Dejavu -既視感-
初めて内部へ足を踏み入れました。
そして、そこにあったものは外観からは想像していなかった光景。(研究不足でした)
広い吹き抜けを持ち、装飾された柱や手摺、そしてステンドグラス。
この大正時代に建てられた商社ビルは素晴らしき内装を持つ洋風建築だったのです。

Nikon D700 + Nikkor Ai 24mm/F2.8S
重厚にデザインされた階段を胸の高まりと共に上がって行きます。

Nikon D700 + Nikkor Ai 24mm/F2.8S

Nikon D700 + Nikkor Ai 24mm/F2.8S
いや素晴らしい。
床の木のきしみ音ひとつとっても愛おしい空間が広がってます。

Ricoh GXR + A12 50mm F2.5 MACRO

Nikon D700 + Nikkor Ai 24mm/F2.8S
しかし、何と言ってもこの四角い吹き抜け。
これを見た瞬間に既視感と同時に脳裏に浮かんだものがありました。
そうです。
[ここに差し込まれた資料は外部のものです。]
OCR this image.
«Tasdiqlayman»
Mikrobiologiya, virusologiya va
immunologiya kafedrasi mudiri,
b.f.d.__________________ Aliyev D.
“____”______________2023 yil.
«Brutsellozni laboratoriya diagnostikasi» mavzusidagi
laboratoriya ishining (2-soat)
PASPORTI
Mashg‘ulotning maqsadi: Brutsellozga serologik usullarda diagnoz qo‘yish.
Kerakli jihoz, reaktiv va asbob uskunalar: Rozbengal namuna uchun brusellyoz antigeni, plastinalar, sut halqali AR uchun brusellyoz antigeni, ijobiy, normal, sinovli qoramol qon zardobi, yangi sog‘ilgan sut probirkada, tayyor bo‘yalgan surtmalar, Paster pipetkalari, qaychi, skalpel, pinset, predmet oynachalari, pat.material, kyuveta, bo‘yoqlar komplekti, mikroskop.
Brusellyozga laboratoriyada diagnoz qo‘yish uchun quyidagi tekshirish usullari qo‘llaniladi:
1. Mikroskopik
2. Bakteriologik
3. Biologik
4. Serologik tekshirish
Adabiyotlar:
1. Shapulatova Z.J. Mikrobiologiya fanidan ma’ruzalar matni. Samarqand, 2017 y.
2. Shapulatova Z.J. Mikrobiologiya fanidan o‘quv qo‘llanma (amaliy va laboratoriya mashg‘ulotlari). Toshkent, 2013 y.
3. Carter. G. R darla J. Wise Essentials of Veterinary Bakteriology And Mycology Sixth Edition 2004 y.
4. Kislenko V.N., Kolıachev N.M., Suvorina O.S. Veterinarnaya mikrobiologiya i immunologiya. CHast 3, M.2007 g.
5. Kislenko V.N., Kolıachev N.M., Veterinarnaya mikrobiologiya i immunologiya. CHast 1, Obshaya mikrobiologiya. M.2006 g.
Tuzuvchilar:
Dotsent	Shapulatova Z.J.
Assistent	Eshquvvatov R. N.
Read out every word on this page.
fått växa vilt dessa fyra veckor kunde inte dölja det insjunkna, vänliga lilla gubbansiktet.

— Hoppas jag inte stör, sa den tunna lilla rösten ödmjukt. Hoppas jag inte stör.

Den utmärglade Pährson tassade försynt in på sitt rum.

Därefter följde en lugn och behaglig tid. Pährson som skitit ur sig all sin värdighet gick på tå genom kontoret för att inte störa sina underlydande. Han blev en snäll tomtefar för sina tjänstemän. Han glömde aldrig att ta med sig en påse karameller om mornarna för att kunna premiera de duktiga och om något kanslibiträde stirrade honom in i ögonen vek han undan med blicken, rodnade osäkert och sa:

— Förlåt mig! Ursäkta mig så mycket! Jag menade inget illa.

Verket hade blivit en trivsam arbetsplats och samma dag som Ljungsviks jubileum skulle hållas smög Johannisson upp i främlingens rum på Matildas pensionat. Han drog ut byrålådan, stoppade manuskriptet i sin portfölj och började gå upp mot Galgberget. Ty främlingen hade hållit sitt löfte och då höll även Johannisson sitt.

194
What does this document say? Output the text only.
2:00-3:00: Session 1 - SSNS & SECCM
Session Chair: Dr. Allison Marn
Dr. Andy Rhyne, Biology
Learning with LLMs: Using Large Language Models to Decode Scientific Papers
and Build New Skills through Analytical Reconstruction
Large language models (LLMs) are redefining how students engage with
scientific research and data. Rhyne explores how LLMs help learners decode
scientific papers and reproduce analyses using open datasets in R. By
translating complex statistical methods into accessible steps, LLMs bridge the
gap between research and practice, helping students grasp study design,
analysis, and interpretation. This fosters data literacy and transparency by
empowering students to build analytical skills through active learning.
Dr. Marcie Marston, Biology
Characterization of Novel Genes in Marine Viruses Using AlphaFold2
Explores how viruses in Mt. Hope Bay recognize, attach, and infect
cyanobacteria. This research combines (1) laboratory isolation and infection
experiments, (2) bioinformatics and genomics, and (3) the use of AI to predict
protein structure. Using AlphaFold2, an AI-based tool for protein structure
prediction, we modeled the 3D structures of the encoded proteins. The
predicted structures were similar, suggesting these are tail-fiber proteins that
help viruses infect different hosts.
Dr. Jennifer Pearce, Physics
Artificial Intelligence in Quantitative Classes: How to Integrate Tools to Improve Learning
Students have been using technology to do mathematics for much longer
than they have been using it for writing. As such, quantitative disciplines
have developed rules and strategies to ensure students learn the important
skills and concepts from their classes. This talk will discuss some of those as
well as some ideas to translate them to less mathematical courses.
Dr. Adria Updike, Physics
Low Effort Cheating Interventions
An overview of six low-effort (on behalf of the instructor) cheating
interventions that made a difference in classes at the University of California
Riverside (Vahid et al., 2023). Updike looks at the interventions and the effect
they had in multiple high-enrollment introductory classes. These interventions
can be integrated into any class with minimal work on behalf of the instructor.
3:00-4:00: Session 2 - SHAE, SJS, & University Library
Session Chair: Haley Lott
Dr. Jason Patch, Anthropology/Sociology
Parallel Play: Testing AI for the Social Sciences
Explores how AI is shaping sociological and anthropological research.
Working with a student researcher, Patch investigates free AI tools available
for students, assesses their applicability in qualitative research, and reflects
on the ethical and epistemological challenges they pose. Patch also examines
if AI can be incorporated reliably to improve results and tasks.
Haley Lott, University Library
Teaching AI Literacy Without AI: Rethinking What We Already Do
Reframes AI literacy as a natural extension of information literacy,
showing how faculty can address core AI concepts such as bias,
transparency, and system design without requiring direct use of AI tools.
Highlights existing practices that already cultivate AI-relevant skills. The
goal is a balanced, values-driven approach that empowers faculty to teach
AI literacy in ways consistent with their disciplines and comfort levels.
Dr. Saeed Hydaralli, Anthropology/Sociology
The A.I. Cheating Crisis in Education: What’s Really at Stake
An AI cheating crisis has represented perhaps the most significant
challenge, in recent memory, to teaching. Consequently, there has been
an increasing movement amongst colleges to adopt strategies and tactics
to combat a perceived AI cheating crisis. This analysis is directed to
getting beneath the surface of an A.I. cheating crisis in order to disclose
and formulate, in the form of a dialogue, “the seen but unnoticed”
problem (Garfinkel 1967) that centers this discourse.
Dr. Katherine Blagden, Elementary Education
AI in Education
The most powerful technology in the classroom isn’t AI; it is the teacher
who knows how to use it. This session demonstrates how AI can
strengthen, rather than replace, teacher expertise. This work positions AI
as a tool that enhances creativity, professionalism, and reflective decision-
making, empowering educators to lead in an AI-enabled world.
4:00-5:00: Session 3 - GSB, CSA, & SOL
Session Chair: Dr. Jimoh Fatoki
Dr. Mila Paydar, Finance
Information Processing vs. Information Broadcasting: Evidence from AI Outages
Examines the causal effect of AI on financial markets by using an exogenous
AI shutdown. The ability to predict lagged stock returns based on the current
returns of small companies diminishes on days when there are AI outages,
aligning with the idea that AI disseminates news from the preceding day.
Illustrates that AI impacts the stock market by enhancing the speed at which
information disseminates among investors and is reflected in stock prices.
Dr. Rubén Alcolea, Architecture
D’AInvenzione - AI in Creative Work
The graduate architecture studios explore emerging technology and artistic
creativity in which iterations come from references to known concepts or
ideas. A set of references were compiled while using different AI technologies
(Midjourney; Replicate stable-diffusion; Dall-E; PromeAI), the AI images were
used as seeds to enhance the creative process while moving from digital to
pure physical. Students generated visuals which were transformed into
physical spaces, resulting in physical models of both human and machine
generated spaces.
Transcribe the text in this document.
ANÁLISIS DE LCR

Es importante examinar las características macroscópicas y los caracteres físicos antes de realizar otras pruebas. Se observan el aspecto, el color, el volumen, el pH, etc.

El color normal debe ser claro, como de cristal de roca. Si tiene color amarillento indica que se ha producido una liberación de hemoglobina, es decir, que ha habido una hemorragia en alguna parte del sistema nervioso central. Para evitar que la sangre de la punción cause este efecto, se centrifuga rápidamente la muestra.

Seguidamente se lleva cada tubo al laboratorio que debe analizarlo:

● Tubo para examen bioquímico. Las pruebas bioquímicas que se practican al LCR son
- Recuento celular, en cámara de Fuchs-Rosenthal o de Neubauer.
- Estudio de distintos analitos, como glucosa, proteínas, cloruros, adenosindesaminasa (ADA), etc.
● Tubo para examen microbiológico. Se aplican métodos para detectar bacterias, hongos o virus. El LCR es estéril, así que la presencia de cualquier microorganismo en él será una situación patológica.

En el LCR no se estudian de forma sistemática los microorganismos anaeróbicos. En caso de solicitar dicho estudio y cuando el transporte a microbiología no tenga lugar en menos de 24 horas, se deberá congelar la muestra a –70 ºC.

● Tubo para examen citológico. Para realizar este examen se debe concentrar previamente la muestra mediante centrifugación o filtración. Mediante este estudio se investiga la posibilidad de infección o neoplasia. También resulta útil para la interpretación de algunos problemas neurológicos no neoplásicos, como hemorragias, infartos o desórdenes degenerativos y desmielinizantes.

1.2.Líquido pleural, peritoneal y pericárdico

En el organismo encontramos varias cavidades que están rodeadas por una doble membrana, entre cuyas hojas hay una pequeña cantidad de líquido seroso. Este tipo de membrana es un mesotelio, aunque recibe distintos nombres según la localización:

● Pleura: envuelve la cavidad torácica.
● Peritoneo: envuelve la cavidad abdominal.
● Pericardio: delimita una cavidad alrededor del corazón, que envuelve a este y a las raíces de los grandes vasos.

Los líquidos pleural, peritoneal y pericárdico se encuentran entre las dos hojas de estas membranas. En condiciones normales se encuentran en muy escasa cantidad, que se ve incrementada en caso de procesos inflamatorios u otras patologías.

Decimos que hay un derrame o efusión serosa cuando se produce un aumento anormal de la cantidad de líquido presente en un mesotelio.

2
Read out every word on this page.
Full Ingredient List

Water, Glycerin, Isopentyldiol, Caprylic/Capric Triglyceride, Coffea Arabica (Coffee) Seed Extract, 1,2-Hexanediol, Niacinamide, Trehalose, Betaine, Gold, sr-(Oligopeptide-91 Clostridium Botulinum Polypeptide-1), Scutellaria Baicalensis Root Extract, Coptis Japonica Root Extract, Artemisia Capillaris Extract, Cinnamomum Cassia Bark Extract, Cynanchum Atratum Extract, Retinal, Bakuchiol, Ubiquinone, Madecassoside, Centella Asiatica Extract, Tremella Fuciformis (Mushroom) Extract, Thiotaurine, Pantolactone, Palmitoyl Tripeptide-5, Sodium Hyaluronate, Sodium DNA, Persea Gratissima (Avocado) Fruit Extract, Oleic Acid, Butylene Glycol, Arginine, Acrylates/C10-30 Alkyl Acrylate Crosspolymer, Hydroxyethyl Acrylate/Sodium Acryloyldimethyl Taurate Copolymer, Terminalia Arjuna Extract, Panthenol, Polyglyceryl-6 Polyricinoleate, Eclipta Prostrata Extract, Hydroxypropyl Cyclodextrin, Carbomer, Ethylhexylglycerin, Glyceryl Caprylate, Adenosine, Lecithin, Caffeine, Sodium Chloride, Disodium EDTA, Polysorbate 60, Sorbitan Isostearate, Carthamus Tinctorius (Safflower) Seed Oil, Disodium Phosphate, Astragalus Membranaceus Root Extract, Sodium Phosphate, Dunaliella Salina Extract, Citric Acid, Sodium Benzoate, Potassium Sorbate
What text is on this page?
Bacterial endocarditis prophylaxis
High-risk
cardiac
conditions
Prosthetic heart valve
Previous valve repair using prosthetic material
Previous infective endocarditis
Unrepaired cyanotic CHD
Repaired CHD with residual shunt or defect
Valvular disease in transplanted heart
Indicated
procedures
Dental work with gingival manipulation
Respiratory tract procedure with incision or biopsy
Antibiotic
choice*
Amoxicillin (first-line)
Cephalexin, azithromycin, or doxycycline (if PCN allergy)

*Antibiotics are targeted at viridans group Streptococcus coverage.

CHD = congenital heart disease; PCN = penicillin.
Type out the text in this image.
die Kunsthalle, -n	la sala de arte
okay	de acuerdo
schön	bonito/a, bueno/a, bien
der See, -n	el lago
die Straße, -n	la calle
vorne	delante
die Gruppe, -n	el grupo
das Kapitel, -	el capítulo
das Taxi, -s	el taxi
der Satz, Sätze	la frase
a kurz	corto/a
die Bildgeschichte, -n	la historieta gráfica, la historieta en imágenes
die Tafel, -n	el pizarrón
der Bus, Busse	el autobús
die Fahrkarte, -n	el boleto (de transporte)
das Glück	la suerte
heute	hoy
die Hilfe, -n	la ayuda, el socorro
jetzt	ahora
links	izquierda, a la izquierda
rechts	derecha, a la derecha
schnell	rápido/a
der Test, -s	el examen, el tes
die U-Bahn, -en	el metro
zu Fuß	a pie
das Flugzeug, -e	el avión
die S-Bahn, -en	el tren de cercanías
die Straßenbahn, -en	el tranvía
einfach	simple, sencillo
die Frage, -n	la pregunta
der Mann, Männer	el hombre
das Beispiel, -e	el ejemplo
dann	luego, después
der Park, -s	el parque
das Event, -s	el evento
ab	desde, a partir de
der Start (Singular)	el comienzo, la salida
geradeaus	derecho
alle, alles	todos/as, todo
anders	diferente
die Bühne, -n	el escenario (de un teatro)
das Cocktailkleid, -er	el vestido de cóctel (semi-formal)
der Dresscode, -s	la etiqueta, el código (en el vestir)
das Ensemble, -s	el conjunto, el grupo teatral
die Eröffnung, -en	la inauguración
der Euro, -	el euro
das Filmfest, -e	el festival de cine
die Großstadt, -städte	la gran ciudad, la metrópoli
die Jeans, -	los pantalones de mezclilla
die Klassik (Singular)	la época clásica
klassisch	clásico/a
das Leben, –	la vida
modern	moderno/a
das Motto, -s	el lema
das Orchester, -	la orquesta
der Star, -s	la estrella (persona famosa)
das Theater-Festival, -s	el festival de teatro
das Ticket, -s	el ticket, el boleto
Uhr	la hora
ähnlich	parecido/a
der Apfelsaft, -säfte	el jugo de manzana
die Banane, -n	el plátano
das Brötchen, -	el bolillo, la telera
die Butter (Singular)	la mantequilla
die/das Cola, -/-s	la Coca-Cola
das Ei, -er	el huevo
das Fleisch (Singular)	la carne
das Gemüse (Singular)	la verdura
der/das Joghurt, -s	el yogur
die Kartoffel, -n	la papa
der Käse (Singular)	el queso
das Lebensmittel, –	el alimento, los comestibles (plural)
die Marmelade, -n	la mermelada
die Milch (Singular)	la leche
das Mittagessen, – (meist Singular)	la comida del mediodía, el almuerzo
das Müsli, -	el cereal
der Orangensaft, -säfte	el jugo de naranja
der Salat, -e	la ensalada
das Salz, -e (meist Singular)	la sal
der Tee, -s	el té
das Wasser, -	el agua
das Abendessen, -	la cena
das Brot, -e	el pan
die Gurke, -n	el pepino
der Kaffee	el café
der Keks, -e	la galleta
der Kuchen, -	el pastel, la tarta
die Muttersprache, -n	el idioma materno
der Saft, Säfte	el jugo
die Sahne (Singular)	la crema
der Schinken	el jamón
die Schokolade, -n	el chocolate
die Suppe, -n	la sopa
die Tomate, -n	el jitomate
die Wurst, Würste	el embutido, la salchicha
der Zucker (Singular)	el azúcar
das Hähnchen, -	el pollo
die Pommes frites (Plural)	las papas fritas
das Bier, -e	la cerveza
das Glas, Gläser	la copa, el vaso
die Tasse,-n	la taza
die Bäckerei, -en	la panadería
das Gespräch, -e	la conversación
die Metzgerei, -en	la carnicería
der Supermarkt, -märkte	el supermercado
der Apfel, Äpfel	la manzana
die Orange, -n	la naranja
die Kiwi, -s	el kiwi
軍艦島にある30号棟。
あれにそっくりです。
ちなみに30号棟は1916年(大正5年)築
そしてこの上野海運ビルは1913年(大正2年)築
わずか3年しか違いません。完全に時代がリンクしています。
調べてみると
このビルの設計は三菱合資会社の保岡勝也、施工清水組
一方、軍艦島の30号棟は竣工当時の資料が残っておらずはっきりとした設計者は分かっていません。
(グラバー商会・アメリカ人やフランス人設計士・他建造物を参考にした
自社技術者による設計など、諸説あり)
しかし考えてみるとどちらも同じ三菱合資会社(現三菱マテリアル)の所有。
年代的にも同じであり、設計者は違えどなにかしらの関わりがあったと考えるのが自然かも。
もっとも30号棟は住宅アパートでこちらは社屋。部屋の造りは全く違いますし
単にこの頃の建築デザインの流行もあるのかもしれませんが…
うーん、しかしこれは興味深い。

↑参考写真:現在の軍艦島30号棟
この30号棟ももし今も現役ならば、この上野ビルみたいな
雰囲気を持っていたのでしょうかね

Nikon D700 + Nikkor Ai 24mm/F2.8S
いやー遅まきではありましたが来て良かった。
やはりこの時代の近代産業にまつわる建築物の流れはオモシロイです
意外なところで繋がったりするし。
もしかするとその道専門で研究している人には既に常識の話かもしれませんが
自分の目で見て、そして調べて発見する。
それはそれで楽しいものですよ。


上野海運ビル

Ricoh GXR + A12 50mm F2.5 MACRO
近隣の物件はけっこう回っているようで
意外と行っていない箇所がまだあったりします。
この上野海運ビルもそのひとつ。
北九州市若松区の岸壁沿いに残る、大正2年(1913)建築の雰囲気プンプンな歴史的建造物です。
外巻きには何度か見てましたが内部には未だ入った事がなく、
この度あらためてじっくりと見てきました。

Nikon D700 + Nikkor Ai 24mm/F2.8S
実はこの上野海運ビル、建造時の名称は旧三菱合資会社(現三菱マテリアル)若松支店といいます。
その名の通り、三菱関連の社屋だったワケです。
このビルがある北九州の若松地区は明治半ば、全国屈指の石炭積出港として発展を遂げており
周辺の岸壁沿いには海運会社・商社が連なっていました。
この上野海運ビルはその当時の繁栄の面影を今に残す貴重な建造物となります。

Ricoh GXR + A12 50mm F2.5 MACRO
建物の一部には今もしっかりと三菱時代のマークが。

Ricoh GXR + A12 50mm F2.5 MACRO
煉瓦、鉄の格子、コンクリ…建築当時のものでしょうか。

Nikon D700 + Tamron 28-75mm F2.8 XR Di
シレッと廃墟カテゴリに入ってますが、実はこのビルは未だ現役。
ビルの名の通り海運会社の社屋であり、他にも複数の会社・店舗が
入居しています。

Nikon D700 + Tamron 28-75mm F2.8 XR Di

Nikon D700 + Nikkor Ai 24mm/F2.8S
素晴らしい事にこのビルは現役でありながら
堂々と内部を見学する事ができます。(堂々は余計かw)
ビル内に店舗が営業している事と
2012年9月に国の有形文化財建造物として登録されており
見学者も絶えない様子。
映画のロケにも使われた事があるようです。